A pregnancy lasting 448 days would ultimately mean giving birth to a more developed baby. Indeed, from birth, a dwarf's brain would only be 35% the size of the adult's. (Which would be anywhere between 1.6 and 1.89 pounds.) By contrast, the human baby has a brain 28% the size of the adult's. It doesn't sound like much of a difference, but you'd be surprised. It would take the baby as much as six months to stand up without assistance. Because they wouldn't have the same degree of insulation, the children would be furry 24/7 until growing out of their "baby hairs" at the age of 12. At the age of 15, they would become sexually mature. At this point, a dwarf's growth stage started to become a bit peculiar. To adjust to the high-stress life they lived in, they seemed to forego the middle age phase and could reach old age with the body of a young adult. That is because, unique among xenosimians, dwarves lacked oxidising agents, the chemicals in the body that build up and break down to create the noticeable symptoms of old age, like arthritis and senility. As a result of this, the average dwarvish lifespan would be up to 220 years. (Ironically, the elves, long boasted to be immortal, do have oxidising agents and have an average lifespan of 150 years.)

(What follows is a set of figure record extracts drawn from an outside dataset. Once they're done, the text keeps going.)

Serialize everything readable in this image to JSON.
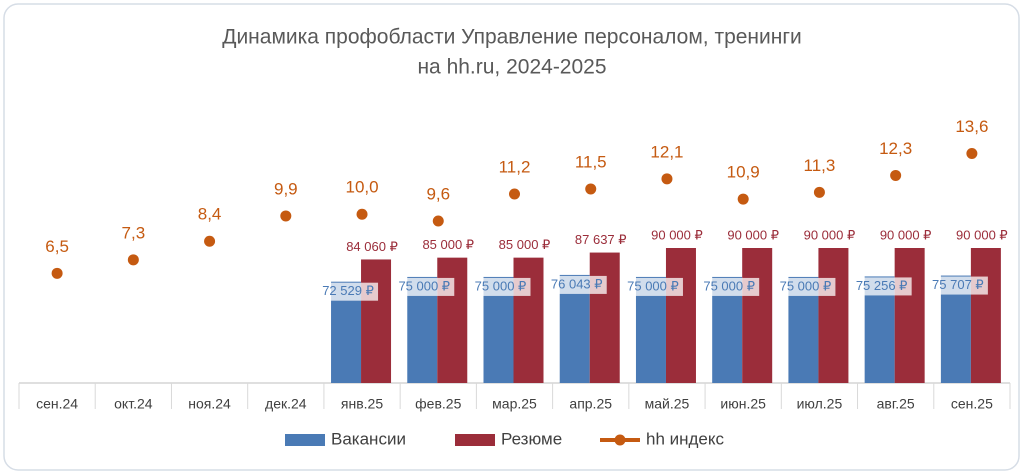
{
  "chart_data": {
    "type": "bar",
    "title": [
      "Динамика профобласти Управление персоналом, тренинги",
      "на hh.ru, 2024-2025"
    ],
    "categories": [
      "сен.24",
      "окт.24",
      "ноя.24",
      "дек.24",
      "янв.25",
      "фев.25",
      "мар.25",
      "апр.25",
      "май.25",
      "июн.25",
      "июл.25",
      "авг.25",
      "сен.25"
    ],
    "ylim": [
      20000,
      160000
    ],
    "y2lim": [
      0,
      16
    ],
    "series": [
      {
        "name": "Вакансии",
        "color": "#4a7ab5",
        "type": "bar",
        "values": [
          null,
          null,
          null,
          null,
          72529,
          75000,
          75000,
          76043,
          75000,
          75000,
          75000,
          75256,
          75707
        ],
        "value_labels": [
          null,
          null,
          null,
          null,
          "72 529 ₽",
          "75 000 ₽",
          "75 000 ₽",
          "76 043 ₽",
          "75 000 ₽",
          "75 000 ₽",
          "75 000 ₽",
          "75 256 ₽",
          "75 707 ₽"
        ]
      },
      {
        "name": "Резюме",
        "color": "#9b2d3a",
        "type": "bar",
        "values": [
          null,
          null,
          null,
          null,
          84060,
          85000,
          85000,
          87637,
          90000,
          90000,
          90000,
          90000,
          90000
        ],
        "value_labels": [
          null,
          null,
          null,
          null,
          "84 060 ₽",
          "85 000 ₽",
          "85 000 ₽",
          "87 637 ₽",
          "90 000 ₽",
          "90 000 ₽",
          "90 000 ₽",
          "90 000 ₽",
          "90 000 ₽"
        ]
      },
      {
        "name": "hh индекс",
        "color": "#c55a11",
        "type": "line",
        "axis": "y2",
        "values": [
          6.5,
          7.3,
          8.4,
          9.9,
          10.0,
          9.6,
          11.2,
          11.5,
          12.1,
          10.9,
          11.3,
          12.3,
          13.6
        ],
        "value_labels": [
          "6,5",
          "7,3",
          "8,4",
          "9,9",
          "10,0",
          "9,6",
          "11,2",
          "11,5",
          "12,1",
          "10,9",
          "11,3",
          "12,3",
          "13,6"
        ]
      }
    ]
  }
}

Because the majority of dwarvish fat was concentrated on both the buttocks beneath the skin and inside the mammary glands, dwarves were natural-born six-packs and even eight-packs.
Dwarves had a limit of hair colors. They could be yellow, orange, white (contrary to popular belief, not due to leucism), yellow-white (not to be confused with yellow dwarves or white dwarves), brown and red. Red is the most common hair color, seen in 73% of the species. The black dwarves were just the recessive variants of the white dwarves. If the blue dwarves really existed beyond mere anecdote, then they'd be recessive variants of the red dwarves.
In East Asia, Central Asia and Russia, 24 to 60 percent of the dwarvish genetics within those regions were revealed to come from an unknown species of Draculodon, an equivalent of the Denisovans of back home. Since we have found no bones of that mystery species, we have no idea as to what the Great Lakes Earth equivalents of the Denisovans would be. Goblins? Orcs? Giants? Trolls? Ogres? Cyclopes? ¿Klingons?
What is better known is that the dwarves had coexisted with the elves far longer than we had with the Neandertals. Whereas the species that gestated the cliche of the caveman became extinct roughly 30,000 years ago back home, the dwarves held on all over the temperate portions of North America, Asia and Europe until as recently as 3,000 years before the present day. Since then, 90% of the dwarvish genome has survived in the elvish genome. East Asia, Central Asia and Russia has the highest concentration of dwarf genes, with 90% of the genome still alive in 44% of those regions' elvish populations.